Questa azione di Dio è un semplice atto d’amore, perché, come scriveva Turoldo, Dio non può non amare l’uomo: non a caso egli titola uno dei suoi testi di congedo dalla vita Lui non potrà non amarti, tratto dai Canti ultimi (1991-1992), i più alti, i più grandi e i più intensi della produzione letteraria del frate servita, ormai in lotta con la malattia.

Si tratta di un testo piuttosto ampio, ma che merita l’intera lettura:

 

Lui non potrà non amarti

 

I

 

Inquieti e sereni

andiamogli incontro:

 

se di tanta grazia riveste

i gigli del campo e l'erba

che al mattino fiorisce

e a sera è già arsa,

 

non può non usarti pietà:

 

anche tu gli sei necessario

- per ragioni certo diverse -

quanto lui a te.

 

II

 

Ma lui non potrà non amarti

 

e sarà annullato l'inferno:

 

se perduto,

anche lui non potrà

non soffrire...

 

III

 

Questo mio poetare

è ancora un gioco di farfalle

in volo senza direzione

 

e tutte cadono a terra

con le ali bruciate.

 

IV

 

Anche quando tu pensi

a un sole mai visto

a un implacabile sole

a un sole che della terra

faccia una sola fornace

di calce,

 

nulla è

a confronto

del suo ardore

 

che fa di te un deserto

di cenere.

 

V

 

Un'alba in abito da sposa:

 

sta forse per sorgere

il nostro giorno?

 

Tutti e due usciamo insieme,

Signore, dalla Notte.

 

Sono versi di rara profondità, che commuovono il lettore per l’intrecciarsi tra amore, conflitto, speranza, umanità, senso del limite («Questo mio poetare / è ancora un gioco di farfalle / in volo senza direzione / e tutte cadono a terra /con le ali bruciate»).

Parafrasando e invertendo il celebre verso di Paolo VI, «O Cristo, Tu ci sei necessario», Turoldo canta l’appassionato amore di Dio per l’uomo: «anche tu gli sei necessario / - per ragioni certo diverse - / quanto lui a te». L’uomo, noi, io sono necessario a Dio, che per me ha scelto di incarnarsi, rendersi Bambino, incontrarmi e arrivare al sacrificio di se stesso, per rompere i cancelli della morte.

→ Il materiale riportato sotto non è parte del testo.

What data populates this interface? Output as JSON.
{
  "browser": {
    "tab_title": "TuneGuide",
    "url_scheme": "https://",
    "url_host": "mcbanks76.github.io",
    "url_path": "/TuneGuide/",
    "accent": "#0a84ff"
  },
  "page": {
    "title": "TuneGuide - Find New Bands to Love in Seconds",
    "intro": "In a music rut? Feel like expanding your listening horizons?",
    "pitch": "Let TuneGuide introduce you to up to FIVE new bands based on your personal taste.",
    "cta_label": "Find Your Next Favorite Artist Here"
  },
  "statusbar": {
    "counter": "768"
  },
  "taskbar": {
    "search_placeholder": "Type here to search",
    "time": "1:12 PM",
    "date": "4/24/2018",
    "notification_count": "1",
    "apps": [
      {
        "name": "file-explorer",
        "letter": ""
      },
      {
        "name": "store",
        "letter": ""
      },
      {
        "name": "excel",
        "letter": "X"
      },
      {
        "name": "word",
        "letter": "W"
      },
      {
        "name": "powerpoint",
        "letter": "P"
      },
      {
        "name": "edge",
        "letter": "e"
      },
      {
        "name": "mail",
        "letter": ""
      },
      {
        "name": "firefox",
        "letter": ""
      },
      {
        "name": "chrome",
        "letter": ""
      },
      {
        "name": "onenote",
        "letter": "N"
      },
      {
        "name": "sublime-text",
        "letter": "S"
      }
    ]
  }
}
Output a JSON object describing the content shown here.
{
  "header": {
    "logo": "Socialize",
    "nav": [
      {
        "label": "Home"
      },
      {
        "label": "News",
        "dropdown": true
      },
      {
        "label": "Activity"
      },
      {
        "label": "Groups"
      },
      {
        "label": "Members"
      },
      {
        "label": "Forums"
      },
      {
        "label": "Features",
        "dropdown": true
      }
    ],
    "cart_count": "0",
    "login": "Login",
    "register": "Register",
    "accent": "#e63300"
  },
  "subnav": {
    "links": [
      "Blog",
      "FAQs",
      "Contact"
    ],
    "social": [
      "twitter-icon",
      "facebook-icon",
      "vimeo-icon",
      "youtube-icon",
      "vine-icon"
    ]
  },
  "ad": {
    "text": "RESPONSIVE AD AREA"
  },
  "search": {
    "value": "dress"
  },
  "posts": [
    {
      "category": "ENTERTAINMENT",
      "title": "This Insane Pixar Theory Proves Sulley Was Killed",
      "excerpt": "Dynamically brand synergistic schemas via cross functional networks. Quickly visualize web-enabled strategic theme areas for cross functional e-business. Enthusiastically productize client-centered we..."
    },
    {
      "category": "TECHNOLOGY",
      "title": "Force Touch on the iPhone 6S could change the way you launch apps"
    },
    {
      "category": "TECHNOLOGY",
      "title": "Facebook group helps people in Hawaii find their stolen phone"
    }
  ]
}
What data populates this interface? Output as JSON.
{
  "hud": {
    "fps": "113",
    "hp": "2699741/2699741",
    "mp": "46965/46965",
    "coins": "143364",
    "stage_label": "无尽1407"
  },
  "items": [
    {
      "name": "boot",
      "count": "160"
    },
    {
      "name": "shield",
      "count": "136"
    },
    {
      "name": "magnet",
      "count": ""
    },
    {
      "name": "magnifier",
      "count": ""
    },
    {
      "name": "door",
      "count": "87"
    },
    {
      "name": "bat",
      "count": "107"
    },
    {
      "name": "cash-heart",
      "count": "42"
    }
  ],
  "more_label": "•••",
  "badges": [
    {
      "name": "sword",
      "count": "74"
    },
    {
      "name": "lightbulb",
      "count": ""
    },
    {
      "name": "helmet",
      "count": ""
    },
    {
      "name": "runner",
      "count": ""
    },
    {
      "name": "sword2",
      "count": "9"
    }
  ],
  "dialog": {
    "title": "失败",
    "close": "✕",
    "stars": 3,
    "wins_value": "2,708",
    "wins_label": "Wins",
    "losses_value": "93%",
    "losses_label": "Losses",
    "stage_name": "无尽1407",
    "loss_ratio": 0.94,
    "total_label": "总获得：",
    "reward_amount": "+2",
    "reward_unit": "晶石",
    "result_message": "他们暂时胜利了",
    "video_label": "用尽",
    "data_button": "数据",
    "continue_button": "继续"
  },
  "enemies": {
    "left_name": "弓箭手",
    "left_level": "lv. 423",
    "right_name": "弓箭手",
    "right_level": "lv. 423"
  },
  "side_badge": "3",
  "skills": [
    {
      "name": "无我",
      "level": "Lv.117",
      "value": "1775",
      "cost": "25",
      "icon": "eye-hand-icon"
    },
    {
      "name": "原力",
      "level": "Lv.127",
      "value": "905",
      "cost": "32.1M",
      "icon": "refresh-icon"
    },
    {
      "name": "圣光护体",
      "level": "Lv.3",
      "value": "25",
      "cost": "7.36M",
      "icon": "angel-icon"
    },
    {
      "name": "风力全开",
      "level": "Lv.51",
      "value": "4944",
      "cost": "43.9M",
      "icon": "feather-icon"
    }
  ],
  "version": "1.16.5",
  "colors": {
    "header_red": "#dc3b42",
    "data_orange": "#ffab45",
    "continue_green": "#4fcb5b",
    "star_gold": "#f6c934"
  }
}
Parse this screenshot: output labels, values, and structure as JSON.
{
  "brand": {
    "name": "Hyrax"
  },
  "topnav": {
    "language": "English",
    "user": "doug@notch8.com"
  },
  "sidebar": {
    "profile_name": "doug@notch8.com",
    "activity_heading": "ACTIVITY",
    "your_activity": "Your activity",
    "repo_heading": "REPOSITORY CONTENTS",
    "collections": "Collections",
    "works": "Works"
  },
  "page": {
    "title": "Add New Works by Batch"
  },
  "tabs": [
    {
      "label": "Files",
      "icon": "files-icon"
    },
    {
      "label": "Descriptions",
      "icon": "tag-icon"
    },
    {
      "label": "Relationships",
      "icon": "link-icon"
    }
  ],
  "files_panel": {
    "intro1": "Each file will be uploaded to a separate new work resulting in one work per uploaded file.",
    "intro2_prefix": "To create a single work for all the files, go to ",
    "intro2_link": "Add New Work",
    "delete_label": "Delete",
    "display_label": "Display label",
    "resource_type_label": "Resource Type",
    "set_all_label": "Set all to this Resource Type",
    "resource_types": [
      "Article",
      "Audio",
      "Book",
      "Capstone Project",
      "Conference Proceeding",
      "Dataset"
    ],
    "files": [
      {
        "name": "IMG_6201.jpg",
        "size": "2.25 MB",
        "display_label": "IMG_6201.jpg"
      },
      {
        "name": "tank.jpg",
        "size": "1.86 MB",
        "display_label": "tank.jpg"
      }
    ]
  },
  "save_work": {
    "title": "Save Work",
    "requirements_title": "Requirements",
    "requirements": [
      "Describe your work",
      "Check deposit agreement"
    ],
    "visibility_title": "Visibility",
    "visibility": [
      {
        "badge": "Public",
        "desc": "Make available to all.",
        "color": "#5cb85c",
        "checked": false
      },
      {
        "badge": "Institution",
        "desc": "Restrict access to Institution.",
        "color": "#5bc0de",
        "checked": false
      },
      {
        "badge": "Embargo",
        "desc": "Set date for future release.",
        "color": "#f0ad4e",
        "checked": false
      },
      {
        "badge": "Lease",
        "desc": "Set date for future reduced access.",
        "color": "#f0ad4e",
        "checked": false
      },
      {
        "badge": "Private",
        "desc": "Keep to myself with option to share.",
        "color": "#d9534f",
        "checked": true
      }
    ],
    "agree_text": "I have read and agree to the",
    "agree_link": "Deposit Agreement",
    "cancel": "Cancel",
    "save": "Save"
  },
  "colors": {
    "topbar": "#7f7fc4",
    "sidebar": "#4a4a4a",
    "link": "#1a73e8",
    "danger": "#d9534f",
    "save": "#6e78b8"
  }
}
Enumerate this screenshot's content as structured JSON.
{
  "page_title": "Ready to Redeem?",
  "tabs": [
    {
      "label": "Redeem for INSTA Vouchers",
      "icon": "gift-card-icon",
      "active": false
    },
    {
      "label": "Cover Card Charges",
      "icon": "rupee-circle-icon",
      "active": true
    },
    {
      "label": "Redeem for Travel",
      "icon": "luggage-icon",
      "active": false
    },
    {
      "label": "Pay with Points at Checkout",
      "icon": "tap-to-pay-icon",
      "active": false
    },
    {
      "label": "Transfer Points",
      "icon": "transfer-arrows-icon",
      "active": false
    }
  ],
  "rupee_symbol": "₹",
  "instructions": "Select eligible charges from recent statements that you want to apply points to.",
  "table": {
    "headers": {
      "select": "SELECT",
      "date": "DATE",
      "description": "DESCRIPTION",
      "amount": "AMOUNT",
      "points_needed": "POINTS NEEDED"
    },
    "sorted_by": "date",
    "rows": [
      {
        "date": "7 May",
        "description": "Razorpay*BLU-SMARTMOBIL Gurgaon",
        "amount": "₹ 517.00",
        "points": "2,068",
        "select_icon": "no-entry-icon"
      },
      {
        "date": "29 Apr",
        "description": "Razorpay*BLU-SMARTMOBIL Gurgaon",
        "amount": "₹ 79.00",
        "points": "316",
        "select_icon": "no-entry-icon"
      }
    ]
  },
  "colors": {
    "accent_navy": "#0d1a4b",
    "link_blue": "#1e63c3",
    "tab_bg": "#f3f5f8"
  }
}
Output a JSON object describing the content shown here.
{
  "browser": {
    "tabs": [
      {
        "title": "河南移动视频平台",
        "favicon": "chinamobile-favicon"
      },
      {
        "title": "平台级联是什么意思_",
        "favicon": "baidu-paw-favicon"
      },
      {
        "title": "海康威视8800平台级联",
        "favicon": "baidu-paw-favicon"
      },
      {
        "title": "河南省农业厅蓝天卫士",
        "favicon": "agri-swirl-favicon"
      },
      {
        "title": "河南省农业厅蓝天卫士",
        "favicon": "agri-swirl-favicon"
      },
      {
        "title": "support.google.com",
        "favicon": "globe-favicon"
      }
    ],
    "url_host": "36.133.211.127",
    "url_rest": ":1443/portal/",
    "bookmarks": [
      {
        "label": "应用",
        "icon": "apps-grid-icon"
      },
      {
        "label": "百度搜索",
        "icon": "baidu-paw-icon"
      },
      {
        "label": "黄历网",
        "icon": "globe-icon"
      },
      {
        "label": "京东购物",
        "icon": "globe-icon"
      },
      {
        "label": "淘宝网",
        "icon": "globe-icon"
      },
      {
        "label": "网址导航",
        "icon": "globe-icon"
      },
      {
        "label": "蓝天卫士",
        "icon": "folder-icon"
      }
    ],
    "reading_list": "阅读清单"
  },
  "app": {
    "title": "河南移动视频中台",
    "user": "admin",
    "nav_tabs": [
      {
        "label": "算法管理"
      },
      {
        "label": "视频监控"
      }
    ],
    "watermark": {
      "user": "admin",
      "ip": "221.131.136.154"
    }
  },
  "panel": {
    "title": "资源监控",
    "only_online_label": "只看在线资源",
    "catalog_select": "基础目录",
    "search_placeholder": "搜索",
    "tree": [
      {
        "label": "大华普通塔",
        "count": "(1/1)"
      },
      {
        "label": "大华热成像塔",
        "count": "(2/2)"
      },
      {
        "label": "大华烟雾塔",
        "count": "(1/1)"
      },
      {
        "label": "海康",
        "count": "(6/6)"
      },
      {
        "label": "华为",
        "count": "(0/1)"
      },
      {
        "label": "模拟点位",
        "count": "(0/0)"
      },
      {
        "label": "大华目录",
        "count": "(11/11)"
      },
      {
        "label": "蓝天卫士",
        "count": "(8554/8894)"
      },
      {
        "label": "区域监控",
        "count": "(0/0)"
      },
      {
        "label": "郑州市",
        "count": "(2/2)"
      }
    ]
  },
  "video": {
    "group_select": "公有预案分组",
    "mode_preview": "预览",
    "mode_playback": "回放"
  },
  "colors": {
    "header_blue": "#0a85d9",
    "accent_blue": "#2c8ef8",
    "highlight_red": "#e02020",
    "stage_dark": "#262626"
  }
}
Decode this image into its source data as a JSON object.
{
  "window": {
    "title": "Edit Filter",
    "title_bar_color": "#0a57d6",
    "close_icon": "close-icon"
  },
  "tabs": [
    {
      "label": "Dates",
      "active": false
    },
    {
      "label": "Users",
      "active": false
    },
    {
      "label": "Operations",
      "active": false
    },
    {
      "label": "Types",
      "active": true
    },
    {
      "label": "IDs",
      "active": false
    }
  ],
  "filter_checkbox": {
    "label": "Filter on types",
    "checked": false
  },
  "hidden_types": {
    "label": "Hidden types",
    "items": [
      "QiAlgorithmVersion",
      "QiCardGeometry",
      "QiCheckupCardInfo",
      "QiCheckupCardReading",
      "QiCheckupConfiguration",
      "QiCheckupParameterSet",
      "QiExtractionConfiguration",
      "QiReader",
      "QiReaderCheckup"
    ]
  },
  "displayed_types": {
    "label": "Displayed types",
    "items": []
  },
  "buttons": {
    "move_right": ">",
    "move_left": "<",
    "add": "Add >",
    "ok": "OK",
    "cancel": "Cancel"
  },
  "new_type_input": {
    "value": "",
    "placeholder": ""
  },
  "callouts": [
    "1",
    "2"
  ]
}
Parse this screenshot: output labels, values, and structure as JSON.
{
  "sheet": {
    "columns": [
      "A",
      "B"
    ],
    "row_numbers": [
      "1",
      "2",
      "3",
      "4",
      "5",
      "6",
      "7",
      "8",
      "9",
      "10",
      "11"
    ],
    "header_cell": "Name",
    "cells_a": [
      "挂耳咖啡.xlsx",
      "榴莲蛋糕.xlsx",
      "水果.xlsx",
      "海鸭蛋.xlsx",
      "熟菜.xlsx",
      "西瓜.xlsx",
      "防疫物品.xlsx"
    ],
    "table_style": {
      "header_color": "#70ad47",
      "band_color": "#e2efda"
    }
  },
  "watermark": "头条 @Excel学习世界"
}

Il Dio di Turoldo è un Padre che soffre per il figlio smarrito, e che viene a «porre la sua tenda» in mezzo a noi» perché così «sarà annullato l’inferno».

Sì, l’uomo è necessario a Dio: arditezze del pensiero che solo la poesia sa concedere.

 

Perché quel Bambino nato a Betlemme «non potrà non amarti», oltre ogni limite posto dall’uomo. E per questo possiamo, come i Magi, provare una «grandissima gioia».

06/01/2018 16:22 PietroB
Quello che fa del mio mentore Turoldo un GRANDE è il suo equilibrio instabile, il suo dubitare...
L’unico modo x essere vicino ai poco credenti...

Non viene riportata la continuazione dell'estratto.